Find minimal value of $abc$ if the quadratic equation $ax^2-bx+c = 0$ has two roots in $(0,1)$

Question

If $$ ax^2-bx+c = 0 $$ has two distinct real roots in (0,1) where a, b, c are natural numbers then find the minimum value of product abc ?

Answer 1

Hints: If the roots are $\;\alpha,\,\beta\;$ , then

$$\alpha+\beta=\frac ba\;,\;\;\alpha\beta=\frac ca\,,\,\,\text{and we can also write}\;\; abc=a^3\cdot\frac ba\cdot\frac ca\;\ldots$$

Answer 2

Since $a,b,c $ are positive the roots are trivially greater than 0.

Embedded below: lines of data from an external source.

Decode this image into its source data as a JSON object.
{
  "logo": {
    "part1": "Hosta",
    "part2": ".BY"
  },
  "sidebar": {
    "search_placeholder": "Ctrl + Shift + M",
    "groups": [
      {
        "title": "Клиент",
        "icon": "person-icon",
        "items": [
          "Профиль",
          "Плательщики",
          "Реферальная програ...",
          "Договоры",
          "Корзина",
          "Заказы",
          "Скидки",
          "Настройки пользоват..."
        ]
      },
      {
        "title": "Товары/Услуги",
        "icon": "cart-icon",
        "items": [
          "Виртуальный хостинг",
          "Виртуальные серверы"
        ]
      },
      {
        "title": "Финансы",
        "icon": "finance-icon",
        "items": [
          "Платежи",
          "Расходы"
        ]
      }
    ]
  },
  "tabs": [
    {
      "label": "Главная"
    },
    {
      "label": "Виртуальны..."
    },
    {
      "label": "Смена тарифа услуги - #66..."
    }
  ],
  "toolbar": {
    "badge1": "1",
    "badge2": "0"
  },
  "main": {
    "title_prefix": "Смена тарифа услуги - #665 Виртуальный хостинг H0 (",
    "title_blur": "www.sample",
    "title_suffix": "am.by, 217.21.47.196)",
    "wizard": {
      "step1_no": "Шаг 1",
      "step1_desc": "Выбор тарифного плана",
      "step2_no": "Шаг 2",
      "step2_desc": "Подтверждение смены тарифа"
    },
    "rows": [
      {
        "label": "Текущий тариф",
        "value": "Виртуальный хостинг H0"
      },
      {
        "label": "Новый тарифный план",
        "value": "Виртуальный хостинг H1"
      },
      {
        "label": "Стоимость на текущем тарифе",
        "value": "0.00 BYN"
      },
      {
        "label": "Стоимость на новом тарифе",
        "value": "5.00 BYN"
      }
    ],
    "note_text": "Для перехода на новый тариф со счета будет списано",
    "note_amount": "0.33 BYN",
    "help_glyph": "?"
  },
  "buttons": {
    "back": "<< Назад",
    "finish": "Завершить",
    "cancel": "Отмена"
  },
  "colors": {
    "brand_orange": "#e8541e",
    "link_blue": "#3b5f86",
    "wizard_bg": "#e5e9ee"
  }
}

What remains is to solve the inequality:

$\frac{b + \sqrt{b^2-4ac}}{2a} <1$

This reduces to $ a+c>b$

But the roots being real and distinct we have $b^2 >4ac$

Combining both we have :

$a^2 + c^2 + 2ac > b^2 > 4ac$

$b^2 > 4ac$ tells us $b> 2$ (why?)

$ a^2 + c^2+ 2ac > 4ac $ tells us $a \neq c$

Checking small cases we get $(a,b,c) =(5,5,1)$ where $abc =25$

EDIT:

Checking "small" cases is not informative, so adding an explanation:

Keeping in mind $a+c>b$, the minimum value of $ac$ occurs when $a=b$ and $c=1$. So for given $b$, the minim of $abc$ is $b^2$. The smallest value of $b$ which agrees the inequality $b^2>4b$ is 5 (as $ac=b$). Hence the corresponding minimum value is $5^2$